Depuis 2009, j’enquête sur l’impact qu’a eu la Guerre Froide en Colombie, et c’est dans ce cadre que j’ai découvert quelques bribes d’information au sujet des Formations à la Survie sous les Tropiques qui se pratiquaient dans les territoires du peuple Chocó. Je me suis mis à récolter des archives et des informations relatives à ces événements dans l’intention de comprendre notre position dans la course vers l’espace, en tant que peuple colombien et latino-américain.
Le projet a germé il y a plus de dix ans, et a pris les formes successives d’installation artistiques, d’essais, de performances, et plus encore, jusqu’à ce que nous décidions d’en faire un film avec La Vulcanizadora. Influencé par des films comme Our Century (1982) d’Artavazd Peleshyan ou Out of the Present (1996) d’Andrei Ujică, je savais qu’il était de mon devoir de fabriquer un film réellement latino-américain sur le sujet, à plus forte raison dans un contexte marqué par l’apparition de nouvelles formes de menaces coloniales pesant sur nos territoires et de plusieurs crises migratoires découlant directement de ces entreprises qui s’avèrent si souvent nuire à la perpétuation des moyens de garantir la vie sur Terre.
L’immense penseur colombien Manuel Zapata Olivella a un jour écrit que « les déclarations romantiques de soutien aux indigènes doivent devenir un acte de conscience ethnique qui se fonde dans la réalité historique et matérielle de voir l’indigène dans notre propre sang, dans le contexte de notre propre culture nationale, plutôt que là-bas dans la jungle, hors de notre peau et étranger à l’univers de la culture nationale ». Pour moi, cette question s’applique désormais à l’échelle du monde entier. Le film commence en quelque sorte par déconstruire la vision scientifique de la conquête spatiale, ce projet humain qui exclue une large part de la population et qui repose sur l’exploitation et la destruction de notre planète. En tant que peuple colombien, nous ne sommes pas étranger à la contradiction : ainsi, la Colombie signifie « Le Pays de [Christophe] Colomb », qui n’est pas la figure la moins problématique à l’ère des décolonisations.

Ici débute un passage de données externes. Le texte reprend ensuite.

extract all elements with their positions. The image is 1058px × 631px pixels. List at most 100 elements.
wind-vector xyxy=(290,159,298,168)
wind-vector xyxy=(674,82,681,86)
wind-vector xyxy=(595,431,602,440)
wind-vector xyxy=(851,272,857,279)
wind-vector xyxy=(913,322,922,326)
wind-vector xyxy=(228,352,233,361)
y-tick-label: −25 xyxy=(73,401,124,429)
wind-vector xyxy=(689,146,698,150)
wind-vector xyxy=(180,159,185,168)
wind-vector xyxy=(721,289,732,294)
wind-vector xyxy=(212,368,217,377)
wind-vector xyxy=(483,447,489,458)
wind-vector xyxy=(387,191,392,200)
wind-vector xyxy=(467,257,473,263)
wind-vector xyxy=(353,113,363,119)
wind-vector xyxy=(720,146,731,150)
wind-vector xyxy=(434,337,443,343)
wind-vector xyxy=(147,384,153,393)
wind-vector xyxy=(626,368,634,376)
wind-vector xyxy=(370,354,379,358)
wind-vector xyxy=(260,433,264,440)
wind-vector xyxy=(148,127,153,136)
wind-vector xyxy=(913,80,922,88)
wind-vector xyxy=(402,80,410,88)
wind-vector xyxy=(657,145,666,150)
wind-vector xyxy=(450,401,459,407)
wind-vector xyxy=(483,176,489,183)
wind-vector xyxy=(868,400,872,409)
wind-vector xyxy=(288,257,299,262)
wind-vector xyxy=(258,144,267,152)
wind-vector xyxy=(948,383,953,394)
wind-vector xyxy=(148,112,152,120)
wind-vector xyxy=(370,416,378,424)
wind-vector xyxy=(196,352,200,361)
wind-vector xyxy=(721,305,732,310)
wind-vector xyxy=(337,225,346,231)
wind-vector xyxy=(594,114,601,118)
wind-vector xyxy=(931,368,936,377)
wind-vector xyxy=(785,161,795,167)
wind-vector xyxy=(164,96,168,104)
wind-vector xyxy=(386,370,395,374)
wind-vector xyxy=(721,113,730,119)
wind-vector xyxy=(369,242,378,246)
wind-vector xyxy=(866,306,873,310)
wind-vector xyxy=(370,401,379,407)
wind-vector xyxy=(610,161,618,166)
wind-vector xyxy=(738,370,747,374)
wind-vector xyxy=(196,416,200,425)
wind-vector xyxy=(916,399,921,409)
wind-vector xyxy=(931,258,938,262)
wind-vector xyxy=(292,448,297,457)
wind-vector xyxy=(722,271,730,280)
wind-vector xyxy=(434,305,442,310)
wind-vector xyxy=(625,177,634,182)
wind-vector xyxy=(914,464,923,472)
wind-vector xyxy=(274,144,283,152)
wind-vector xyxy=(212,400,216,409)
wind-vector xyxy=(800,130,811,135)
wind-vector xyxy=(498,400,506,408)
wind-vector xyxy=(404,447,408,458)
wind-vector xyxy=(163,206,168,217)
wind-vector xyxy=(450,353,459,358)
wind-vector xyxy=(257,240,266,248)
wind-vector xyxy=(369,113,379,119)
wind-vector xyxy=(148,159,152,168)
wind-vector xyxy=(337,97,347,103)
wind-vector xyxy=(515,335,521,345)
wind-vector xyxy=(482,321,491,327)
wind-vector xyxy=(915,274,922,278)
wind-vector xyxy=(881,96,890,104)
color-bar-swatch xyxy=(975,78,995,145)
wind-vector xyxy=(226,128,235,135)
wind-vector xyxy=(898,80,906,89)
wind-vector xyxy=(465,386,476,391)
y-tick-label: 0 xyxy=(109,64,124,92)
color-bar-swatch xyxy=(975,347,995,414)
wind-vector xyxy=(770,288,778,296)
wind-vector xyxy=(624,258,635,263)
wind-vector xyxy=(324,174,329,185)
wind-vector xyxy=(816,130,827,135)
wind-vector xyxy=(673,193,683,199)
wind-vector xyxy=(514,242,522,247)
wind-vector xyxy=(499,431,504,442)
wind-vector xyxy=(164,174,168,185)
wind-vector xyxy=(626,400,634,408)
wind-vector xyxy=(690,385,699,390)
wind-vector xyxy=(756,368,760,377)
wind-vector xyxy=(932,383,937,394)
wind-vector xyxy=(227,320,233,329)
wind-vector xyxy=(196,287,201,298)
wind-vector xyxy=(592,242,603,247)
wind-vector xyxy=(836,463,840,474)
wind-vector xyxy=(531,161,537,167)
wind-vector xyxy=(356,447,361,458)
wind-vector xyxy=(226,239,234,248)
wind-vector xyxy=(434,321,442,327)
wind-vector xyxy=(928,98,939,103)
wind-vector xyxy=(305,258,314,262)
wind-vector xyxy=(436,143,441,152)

Le film est un voyage qui, débutant et s’achevant par des images de films de propagande de la NASA sur la « Tropic Survival School », tout en revisitant une multitude d’archives, rappelle le mouvement orbital. Son centre serait la jungle du Darién. Comment avez-vous élaboré la construction du film ? Quels principes ont présidé au montage de toute cette matière ?

Il existe une quantité effarante d’archives de la NASA, ou relatives aux astronautes ; pourtant, dénicher des archives concernant spécifiquement ce programme de formation s’est avéré plus fastidieux.
À nos yeux, la jungle du Darién a changé la face du monde, et pourrait être comparée au centre d’une galaxie. En pratique, c’est un lieu de flux, de mouvement et de rencontres – là où le Pacifique rejoint les Caraïbes, là où l’Europe rejoint l’Amérique. Cette idée de rencontre a trouvé son miroir dans l’image de la galaxie, laquelle a servi de principe directeur lors du montage – comme des branches qui pousseraient depuis ce centre pour former une véritable tempête d’images. L’un des principes de montage retenus pour organiser l’expansion de ces branches était inspiré de l’Atlas Mnémosyne conçu par Aby Warburg, cette série d’images survivant au travers d’une variété d’histoires et de récits. C’est ainsi que nous avons adopté un principe de montage géographique d’une part, et d’autre part cosmographique. Tout tourne autour de la région qu’on appelle les Caraïbes Élargies.
Tout du long, nous avons souhaité maintenir une perspective cinématographique : nous voulions que le film soit compris comme on comprendrait un visage – nous voulions traduire cette forêt d’archives. Les peintures faciales qu’arbore Antonio dans une scène servent ainsi de clé de voûte – un visage dont les lèvres sont surmontées de marques et de lignes, qui laisse une impression durable à qui se le remémore. C’est comme le souvenir des gestes d’une personne qui parle, qui chante, qui conte des histoires – ces structures de l’oralité ont été décisives lorsqu’il a été question de définir le rythme et les coupures du film. Une personne, après avoir assisté à une projection test, a eu cette remarque intéressante : « on dirait que le film est monté à l’envers », ou, en langue locale, « patas arriba », c’est à dire « les pattes en l’air ». Comme l’a dit Joaquin Torres García : « nuestro norte es el sur » (« notre nord est le sud »).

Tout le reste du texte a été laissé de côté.